分かってくれた様だ。一応気持ちだけ渡しておいた。タダじゃ可哀想だしね。
他に売ってそうな店が無いか尋ねる。械人街というブロックにジャンク屋がもう1件あるそうだ。
道案内も頼んでいないのにしてくれた。感謝感謝。日頃の行いのお陰かな。
お礼に店先に並べてるやつをふん縛って店長に渡した。多分無料だ。
店長はニコニコ顔で帰っていった。
「てめえ!何してやがる!」
「道案内のお礼に渡した。」
「この盗人め!死ね!」
鉄の棒で叩いてきたので避けて正拳突きを叩き込む。械人は潰しても油が出るだけで面白くない。
血が通ってないからね。罪悪感ゼロだ。械人以外を殺しても罪悪感ないけど。
いきなり攻撃されたので、このジャンク屋には慰謝料請求しないと。お邪魔します。
店長らしき械人はガタガタ震えている。叩けば治る。えいえい。死んじゃった。
誰もいなくなった店内を捜索する。良さそうなパイプがある。貰っておこう。
それにしても械人がパイプって。ぷぷぷ。どうやって吹くんだろう。謎だ。
なんだか店の前が騒がしくなってきたが、私の背負い袋は見つからない。
あれが良いんだよう。謎のフィット感がある。皆にも似合うと褒められた。あれは何処だ。
店の中を手当たり次第調べていると兵士らしき械人が入ってきた。何の用だろう。
「お前!何してる!」
「探し物。」
「これはなんだ!?」
床に倒れている械人を指さされたので答える。
「来たらこうなってた。」
「そうか!すまんな!帰るぞ!お前ら!」
「ご苦労様です。」
械人も事なかれ主義らしい。怪しい奴には近寄らない。関わらない。長生きする基本だ。
粗方漁ったけどこの店に背負い袋は無かった。泣きそうだ。
こうなったら手当たり次第、酒場を当たるか。傭兵が買ってるかも。私のおしゃれ背負い袋。

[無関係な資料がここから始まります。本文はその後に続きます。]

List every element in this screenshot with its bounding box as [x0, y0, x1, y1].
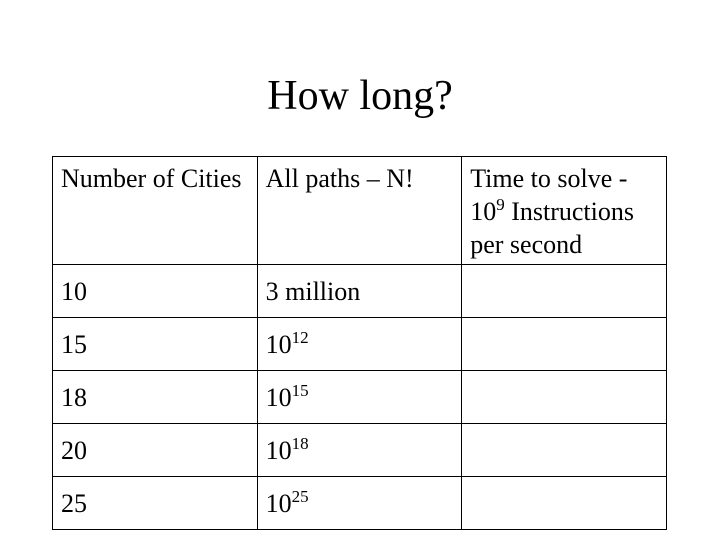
table-row	[53, 265, 667, 318]
table-row	[53, 371, 667, 424]
cell-paths	[257, 424, 462, 477]
cell-paths-text: 3 million	[265, 277, 361, 306]
header-all-paths	[257, 157, 462, 265]
table-header-row	[53, 157, 667, 265]
cell-paths-exponent: 12	[291, 328, 309, 347]
cell-paths	[257, 265, 462, 318]
header-time-exponent: 9	[496, 195, 505, 214]
cell-time	[462, 318, 667, 371]
header-number-of-cities	[53, 157, 258, 265]
cell-paths-base: 10	[265, 436, 292, 465]
cell-paths-exponent: 18	[291, 434, 309, 453]
tsp-time-table	[52, 156, 667, 530]
cell-cities: 18	[53, 371, 258, 424]
slide-title: How long?	[267, 73, 453, 119]
cell-paths	[257, 371, 462, 424]
header-time-to-solve	[462, 157, 667, 265]
cell-cities: 10	[53, 265, 258, 318]
table-row	[53, 318, 667, 371]
cell-cities: 20	[53, 424, 258, 477]
cell-paths-base: 10	[265, 489, 292, 518]
cell-time	[462, 371, 667, 424]
header-time-suffix: Instructions per second	[470, 197, 634, 259]
table-row	[53, 477, 667, 530]
header-time-base: 10	[470, 197, 497, 226]
cell-time	[462, 424, 667, 477]
cell-cities: 25	[53, 477, 258, 530]
cell-cities: 15	[53, 318, 258, 371]
table-row	[53, 424, 667, 477]
header-time-prefix: Time to solve -	[470, 164, 628, 193]
cell-paths	[257, 477, 462, 530]
cell-time	[462, 265, 667, 318]
cell-paths-exponent: 15	[291, 381, 309, 400]
cell-paths	[257, 318, 462, 371]
cell-paths-exponent: 25	[291, 487, 309, 506]
header-all-paths-label: All paths – N!	[265, 164, 414, 193]
header-number-of-cities-label: Number of Cities	[61, 164, 242, 193]
cell-paths-base: 10	[265, 383, 292, 412]
cell-paths-base: 10	[265, 330, 292, 359]
cell-time	[462, 477, 667, 530]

近くの酒場にとりあえず入る。いきなり当たりだ。私のものを返せ。
「返して。」
「うわぁ!びっくりした!これが欲しいのか?」
「うん。」
「じゃあ酒を一杯奢ってくれ。」
「え?そんなに安かった。」
「ああ、酒一杯より安かった。」
私は泣きながら酒を注文する。金は沢山ある。店にいる奴全員に奢ってあげた。
傭兵達は大喜び、大盛り上がりだ。私も飲むぞ。踊るぞ。歌うぞ。
踊っていると傭兵達の話す声が聞こえる。
「そういや、コロシアムの支配人とチャンピオンがついさっき死んだらしいぜ。」
「ああ、あの大根しかいないコロシアムか。」
「あいつらよりも俺の方が演技上手いぜ!」
「違いねえ!がははは!」
やっぱり大根だったんだ。潰れて当然だ、あんなコロシアム。
これっぽっちも無かった罪悪感が消滅した。さてこれからどうしよう。